Su Wan’s hands were shaking against her knees. “If this stays up, it looks like I sold this to you. Like I traded my name for your money. Like I’m not a real scientist. I worked for this, Tingxiao. I bled for this.”
“You did.” He knelt in front of her. Took her hands in his. His were steady, warm. Anchors. “And you’re not a fraud. Not to me. Not to anyone who matters.”
“The peer review will crucify me,” she whispered. “They’ll say Lu Corp bought the results. That I’m just the wife who got a title.”
“Then we retract it.” He pulled out his phone. “I’ll buy the server. Take it down. Sue for defamation. We can bury this by noon.”
“You can’t buy the truth.”
“I can buy time.” He dialed. “Wei. _Science China Life Sciences_. I want controlling shares. Today. Put the editor on the line.”
He hung up before she could stop him.
“Tingxiao, stop.” She caught his wrist. “If you throw money at this, you prove them right.”
He looked at her. Really looked. “What do you want then? Tell me, and I’ll do it. Or not do it.”
She thought of the lab. The smell of ethanol and coffee. The night she’d slept on the floor because the cell line finally differentiated. The way Su Chen had looked at her after his transplant and said, “Jie, you did it.”
“I want to defend it,” she said. “Myself. Open forum. Tsinghua. No Lu Corp logo. No legal team. Just the data and me.”
Lu Tingxiao was quiet for a long time.
“If they tear you apart—”
“Then I’ll rebuild.” She met his eyes. “Rule #10. We don’t do this alone. But this part is mine.”

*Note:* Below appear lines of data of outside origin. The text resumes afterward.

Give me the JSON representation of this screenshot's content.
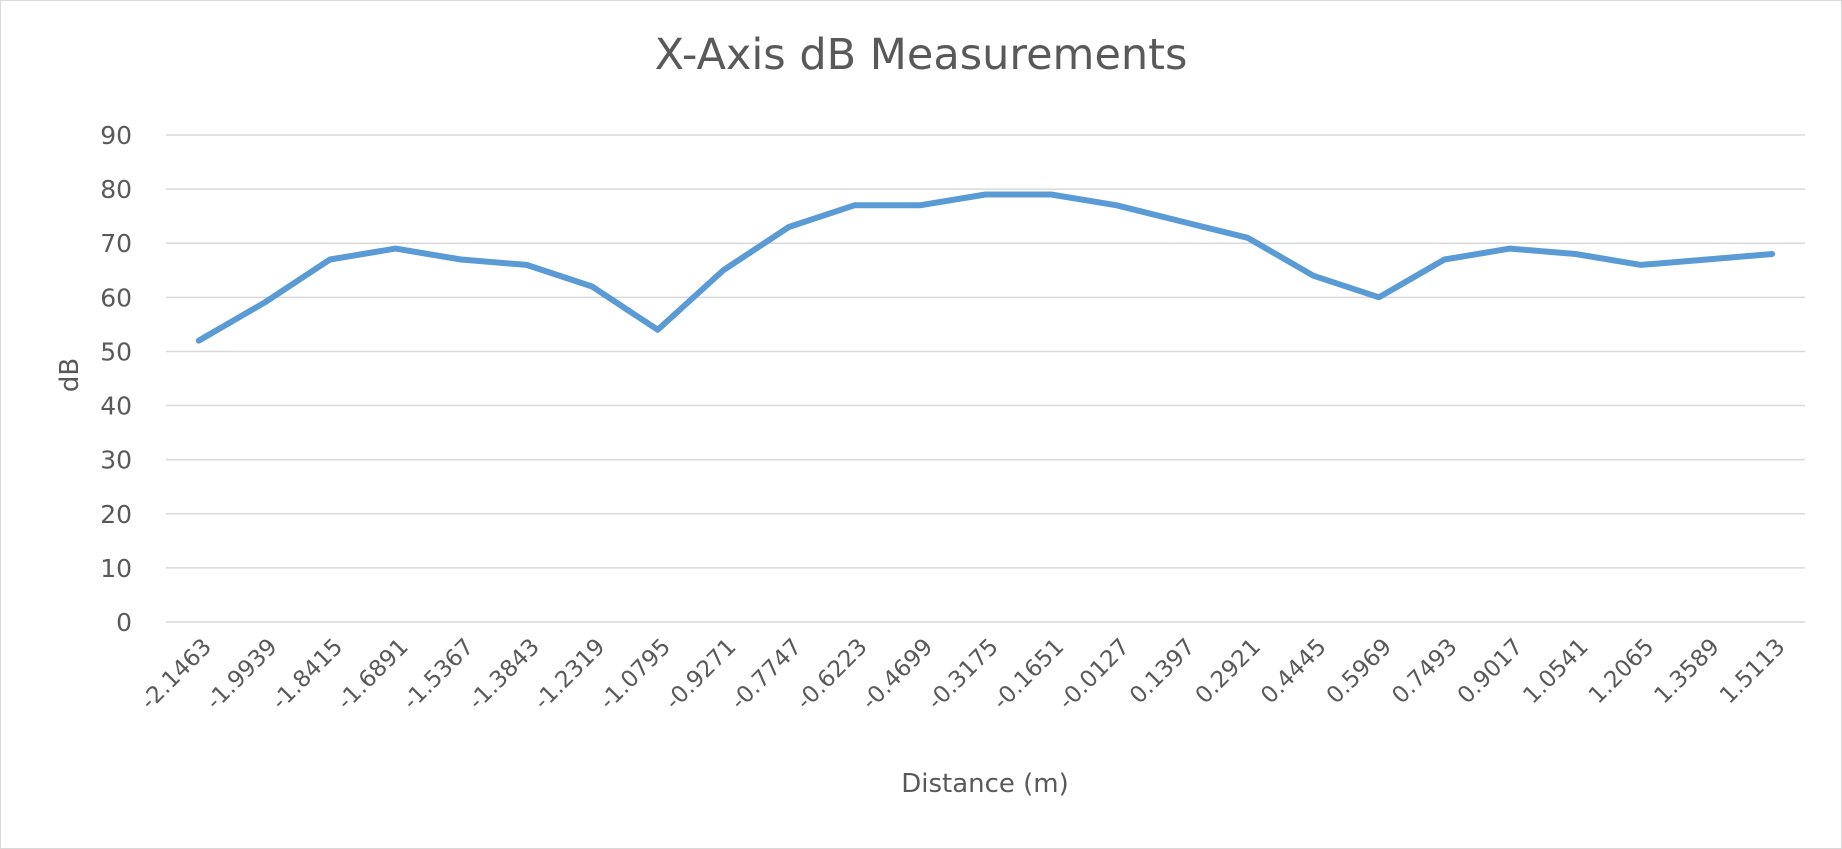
{
  "chart_data": {
    "type": "line",
    "title": "X-Axis dB Measurements",
    "xlabel": "Distance (m)",
    "ylabel": "dB",
    "ylim": [
      0,
      90
    ],
    "yticks": [
      0,
      10,
      20,
      30,
      40,
      50,
      60,
      70,
      80,
      90
    ],
    "grid": true,
    "legend": "none",
    "line_color": "#5b9bd5",
    "categories": [
      "-2.1463",
      "-1.9939",
      "-1.8415",
      "-1.6891",
      "-1.5367",
      "-1.3843",
      "-1.2319",
      "-1.0795",
      "-0.9271",
      "-0.7747",
      "-0.6223",
      "-0.4699",
      "-0.3175",
      "-0.1651",
      "-0.0127",
      "0.1397",
      "0.2921",
      "0.4445",
      "0.5969",
      "0.7493",
      "0.9017",
      "1.0541",
      "1.2065",
      "1.3589",
      "1.5113"
    ],
    "series": [
      {
        "values": [
          52,
          59,
          67,
          69,
          67,
          66,
          62,
          54,
          65,
          73,
          77,
          77,
          79,
          79,
          77,
          74,
          71,
          64,
          60,
          67,
          69,
          68,
          66,
          67,
          68
        ]
      }
    ]
  }
}
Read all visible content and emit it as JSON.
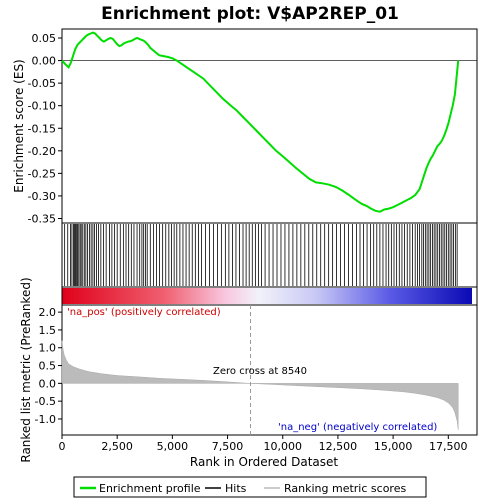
{
  "chart_data": {
    "type": "line",
    "title": "Enrichment plot: V$AP2REP_01",
    "top_panel": {
      "ylabel": "Enrichment score (ES)",
      "ylim": [
        -0.36,
        0.07
      ],
      "yticks": [
        0.05,
        0.0,
        -0.05,
        -0.1,
        -0.15,
        -0.2,
        -0.25,
        -0.3,
        -0.35
      ],
      "ytick_labels": [
        "0.05",
        "0.00",
        "-0.05",
        "-0.10",
        "-0.15",
        "-0.20",
        "-0.25",
        "-0.30",
        "-0.35"
      ],
      "series": [
        {
          "name": "Enrichment profile",
          "color": "#00dd00",
          "x": [
            0,
            150,
            300,
            400,
            500,
            600,
            700,
            800,
            900,
            1000,
            1100,
            1200,
            1300,
            1400,
            1500,
            1600,
            1700,
            1800,
            1900,
            2000,
            2100,
            2200,
            2300,
            2400,
            2500,
            2600,
            2700,
            2800,
            2900,
            3000,
            3100,
            3200,
            3300,
            3400,
            3500,
            3600,
            3700,
            3800,
            3900,
            4000,
            4200,
            4400,
            4600,
            4800,
            5000,
            5200,
            5500,
            5800,
            6100,
            6400,
            6700,
            7000,
            7300,
            7600,
            7900,
            8200,
            8500,
            8800,
            9100,
            9400,
            9700,
            10000,
            10300,
            10600,
            10900,
            11200,
            11500,
            11800,
            12100,
            12400,
            12700,
            13000,
            13200,
            13400,
            13600,
            13800,
            14000,
            14200,
            14400,
            14600,
            14800,
            15000,
            15200,
            15400,
            15600,
            15800,
            16000,
            16200,
            16300,
            16400,
            16500,
            16600,
            16700,
            16800,
            16900,
            17000,
            17100,
            17200,
            17300,
            17400,
            17500,
            17600,
            17700,
            17800,
            17850,
            17900,
            17950
          ],
          "y": [
            0.0,
            -0.008,
            -0.015,
            -0.005,
            0.01,
            0.025,
            0.035,
            0.04,
            0.045,
            0.05,
            0.055,
            0.058,
            0.06,
            0.062,
            0.06,
            0.055,
            0.05,
            0.045,
            0.042,
            0.045,
            0.048,
            0.05,
            0.048,
            0.042,
            0.036,
            0.032,
            0.034,
            0.038,
            0.04,
            0.042,
            0.043,
            0.045,
            0.048,
            0.05,
            0.048,
            0.046,
            0.044,
            0.04,
            0.035,
            0.028,
            0.02,
            0.012,
            0.01,
            0.008,
            0.005,
            0.0,
            -0.01,
            -0.02,
            -0.03,
            -0.04,
            -0.055,
            -0.07,
            -0.085,
            -0.098,
            -0.11,
            -0.125,
            -0.14,
            -0.155,
            -0.17,
            -0.185,
            -0.2,
            -0.212,
            -0.225,
            -0.238,
            -0.25,
            -0.262,
            -0.27,
            -0.272,
            -0.275,
            -0.28,
            -0.288,
            -0.298,
            -0.305,
            -0.312,
            -0.318,
            -0.322,
            -0.328,
            -0.333,
            -0.335,
            -0.33,
            -0.328,
            -0.325,
            -0.32,
            -0.315,
            -0.31,
            -0.305,
            -0.298,
            -0.285,
            -0.27,
            -0.255,
            -0.24,
            -0.228,
            -0.218,
            -0.21,
            -0.2,
            -0.19,
            -0.185,
            -0.178,
            -0.168,
            -0.155,
            -0.14,
            -0.12,
            -0.1,
            -0.075,
            -0.05,
            -0.025,
            0.0
          ]
        }
      ]
    },
    "hits_panel": {
      "series_name": "Hits",
      "positions": [
        120,
        260,
        380,
        450,
        520,
        570,
        610,
        650,
        700,
        760,
        820,
        870,
        940,
        1010,
        1080,
        1160,
        1240,
        1320,
        1400,
        1470,
        1560,
        1650,
        1760,
        1880,
        2000,
        2150,
        2260,
        2380,
        2500,
        2640,
        2780,
        2900,
        3020,
        3140,
        3260,
        3400,
        3520,
        3620,
        3700,
        3780,
        3860,
        4000,
        4140,
        4280,
        4420,
        4560,
        4700,
        4840,
        4960,
        5080,
        5200,
        5340,
        5480,
        5620,
        5760,
        5900,
        6040,
        6180,
        6320,
        6500,
        6680,
        6860,
        7040,
        7220,
        7400,
        7560,
        7720,
        7880,
        8040,
        8200,
        8340,
        8480,
        8620,
        8760,
        8900,
        9040,
        9200,
        9380,
        9560,
        9740,
        9920,
        10100,
        10280,
        10460,
        10640,
        10820,
        11000,
        11180,
        11360,
        11540,
        11720,
        11900,
        12080,
        12260,
        12440,
        12620,
        12800,
        12980,
        13160,
        13340,
        13500,
        13660,
        13820,
        13980,
        14120,
        14260,
        14400,
        14540,
        14680,
        14800,
        14920,
        15040,
        15160,
        15280,
        15400,
        15520,
        15640,
        15760,
        15880,
        16000,
        16100,
        16200,
        16300,
        16380,
        16460,
        16540,
        16620,
        16700,
        16780,
        16860,
        16940,
        17020,
        17100,
        17180,
        17260,
        17340,
        17420,
        17500,
        17580,
        17660,
        17740,
        17820,
        17900
      ]
    },
    "rank_panel": {
      "ylabel": "Ranked list metric (PreRanked)",
      "xlabel": "Rank in Ordered Dataset",
      "ylim": [
        -1.45,
        2.2
      ],
      "yticks": [
        2.0,
        1.5,
        1.0,
        0.5,
        0.0,
        -0.5,
        -1.0
      ],
      "ytick_labels": [
        "2.0",
        "1.5",
        "1.0",
        "0.5",
        "0.0",
        "-0.5",
        "-1.0"
      ],
      "xlim": [
        0,
        18800
      ],
      "xticks": [
        0,
        2500,
        5000,
        7500,
        10000,
        12500,
        15000,
        17500
      ],
      "xtick_labels": [
        "0",
        "2,500",
        "5,000",
        "7,500",
        "10,000",
        "12,500",
        "15,000",
        "17,500"
      ],
      "metric_x": [
        0,
        50,
        100,
        200,
        300,
        500,
        800,
        1200,
        1800,
        2500,
        3500,
        4500,
        5500,
        6500,
        7500,
        8540,
        9500,
        10500,
        11500,
        12500,
        13500,
        14500,
        15500,
        16000,
        16500,
        17000,
        17300,
        17500,
        17700,
        17800,
        17900,
        17950
      ],
      "metric_y": [
        1.2,
        0.95,
        0.8,
        0.65,
        0.55,
        0.47,
        0.4,
        0.33,
        0.27,
        0.22,
        0.18,
        0.14,
        0.11,
        0.08,
        0.04,
        0.0,
        -0.03,
        -0.06,
        -0.09,
        -0.12,
        -0.15,
        -0.19,
        -0.24,
        -0.28,
        -0.33,
        -0.4,
        -0.47,
        -0.55,
        -0.68,
        -0.82,
        -1.05,
        -1.3
      ],
      "zero_cross": 8540,
      "zero_cross_label": "Zero cross at 8540",
      "pos_label": "'na_pos' (positively correlated)",
      "neg_label": "'na_neg' (negatively correlated)"
    },
    "legend": [
      {
        "label": "Enrichment profile",
        "color": "#00dd00"
      },
      {
        "label": "Hits",
        "color": "#000000"
      },
      {
        "label": "Ranking metric scores",
        "color": "#bbbbbb"
      }
    ]
  }
}
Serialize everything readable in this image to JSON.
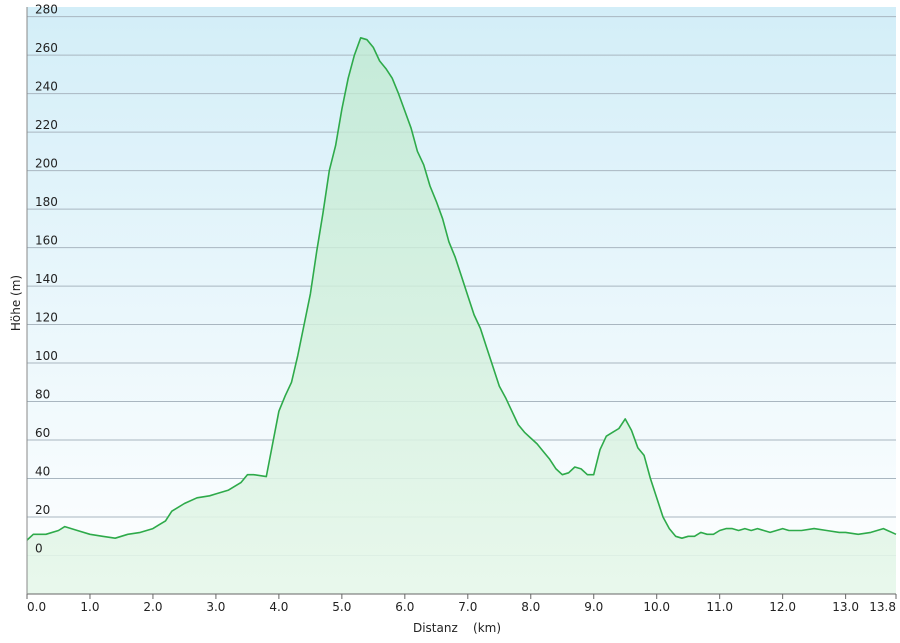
{
  "chart_data": {
    "type": "area",
    "title": "",
    "xlabel": "Distanz    (km)",
    "ylabel": "Höhe (m)",
    "xlim": [
      0,
      13.8
    ],
    "ylim": [
      -20,
      285
    ],
    "x_ticks": [
      0,
      1,
      2,
      3,
      4,
      5,
      6,
      7,
      8,
      9,
      10,
      11,
      12,
      13,
      13.8
    ],
    "x_tick_labels": [
      "0.0",
      "1.0",
      "2.0",
      "3.0",
      "4.0",
      "5.0",
      "6.0",
      "7.0",
      "8.0",
      "9.0",
      "10.0",
      "11.0",
      "12.0",
      "13.0",
      "13.8"
    ],
    "y_ticks": [
      0,
      20,
      40,
      60,
      80,
      100,
      120,
      140,
      160,
      180,
      200,
      220,
      240,
      260,
      280
    ],
    "y_tick_labels": [
      "0",
      "20",
      "40",
      "60",
      "80",
      "100",
      "120",
      "140",
      "160",
      "180",
      "200",
      "220",
      "240",
      "260",
      "280"
    ],
    "grid": true,
    "series": [
      {
        "color": "#2eaa4a",
        "x": [
          0,
          0.1,
          0.3,
          0.5,
          0.6,
          0.8,
          1.0,
          1.2,
          1.4,
          1.6,
          1.8,
          2.0,
          2.1,
          2.2,
          2.3,
          2.5,
          2.7,
          2.9,
          3.0,
          3.2,
          3.4,
          3.5,
          3.6,
          3.8,
          3.9,
          4.0,
          4.1,
          4.2,
          4.3,
          4.4,
          4.5,
          4.6,
          4.7,
          4.8,
          4.9,
          5.0,
          5.1,
          5.2,
          5.3,
          5.4,
          5.5,
          5.6,
          5.7,
          5.8,
          5.9,
          6.0,
          6.1,
          6.2,
          6.3,
          6.4,
          6.5,
          6.6,
          6.7,
          6.8,
          6.9,
          7.0,
          7.1,
          7.2,
          7.3,
          7.4,
          7.5,
          7.6,
          7.7,
          7.8,
          7.9,
          8.0,
          8.1,
          8.2,
          8.3,
          8.4,
          8.5,
          8.6,
          8.7,
          8.8,
          8.9,
          9.0,
          9.1,
          9.2,
          9.3,
          9.4,
          9.5,
          9.6,
          9.7,
          9.8,
          9.9,
          10.0,
          10.1,
          10.2,
          10.3,
          10.4,
          10.5,
          10.6,
          10.7,
          10.8,
          10.9,
          11.0,
          11.1,
          11.2,
          11.3,
          11.4,
          11.5,
          11.6,
          11.7,
          11.8,
          11.9,
          12.0,
          12.1,
          12.3,
          12.5,
          12.7,
          12.9,
          13.0,
          13.2,
          13.4,
          13.6,
          13.8
        ],
        "values": [
          8,
          11,
          11,
          13,
          15,
          13,
          11,
          10,
          9,
          11,
          12,
          14,
          16,
          18,
          23,
          27,
          30,
          31,
          32,
          34,
          38,
          42,
          42,
          41,
          58,
          75,
          83,
          90,
          104,
          120,
          136,
          158,
          178,
          200,
          213,
          232,
          248,
          260,
          269,
          268,
          264,
          257,
          253,
          248,
          240,
          231,
          222,
          210,
          203,
          192,
          184,
          175,
          163,
          155,
          145,
          135,
          125,
          118,
          108,
          98,
          88,
          82,
          75,
          68,
          64,
          61,
          58,
          54,
          50,
          45,
          42,
          43,
          46,
          45,
          42,
          42,
          55,
          62,
          64,
          66,
          71,
          65,
          56,
          52,
          40,
          30,
          20,
          14,
          10,
          9,
          10,
          10,
          12,
          11,
          11,
          13,
          14,
          14,
          13,
          14,
          13,
          14,
          13,
          12,
          13,
          14,
          13,
          13,
          14,
          13,
          12,
          12,
          11,
          12,
          14,
          11
        ]
      }
    ]
  }
}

A laugh from the doorway. Lu Qingshan had wheeled himself in. His eyes were sharp, alive. “That’s my granddaughter-in-law. Ripped up ¥4 billion and now she wants to fight the whole academic world.”
Lu Tingxiao stood. “If you do this, I can’t sit in the front row. I can’t send lawyers. I can’t even breathe too loud.”
“I know.”
“If they call you a liar—”
“Then I’ll show them I’m not.” She put her palm over his heart, right over the scar. “You taught me to stand. Let me stand.”
He closed his eyes. One breath. Two.
“Friday. 2 PM,” he said. “Lecture Hall 3. Tsinghua Medical School.”
“I’ll be there.”
“Not as Lu Tingxiao,” he said. “As your husband. And I promise I won’t interfere. I promise I won’t burn the building down. That’s all I can promise.”
She smiled. “That’s enough.”
---
_Friday, 1:55 PM. Tsinghua Medical School, Lecture Hall 3._
The room was full to standing.
Professors with crossed arms. Students with phones recording. Reporters in the back. And in the last row, black cap pulled low, black hoodie, hands shoved in pockets: Lu Tingxiao. No entourage. No Zhao. Just him.
Su Wan walked to the podium in a white lab coat. No jewelry. No qipao. Just her and the laser pointer.
“My name is Su Wan,” she said. Voice steady. “Three years ago, my mother died of liver failure. Six months ago, my brother needed a transplant. Today, I’m going to show you how we grow a liver.”
She clicked the slide.
For ninety minutes, she didn’t look at the audience. She looked at the data. At the slides. At the science that had kept her alive when everything else fell apart.
When she finished, the room was silent.
Then one professor stood. Then two. Then the whole hall.
Standing ovation.
In the back, Lu Tingxiao didn’t clap. He just watched her. Like she’d hung the moon and put it back up again.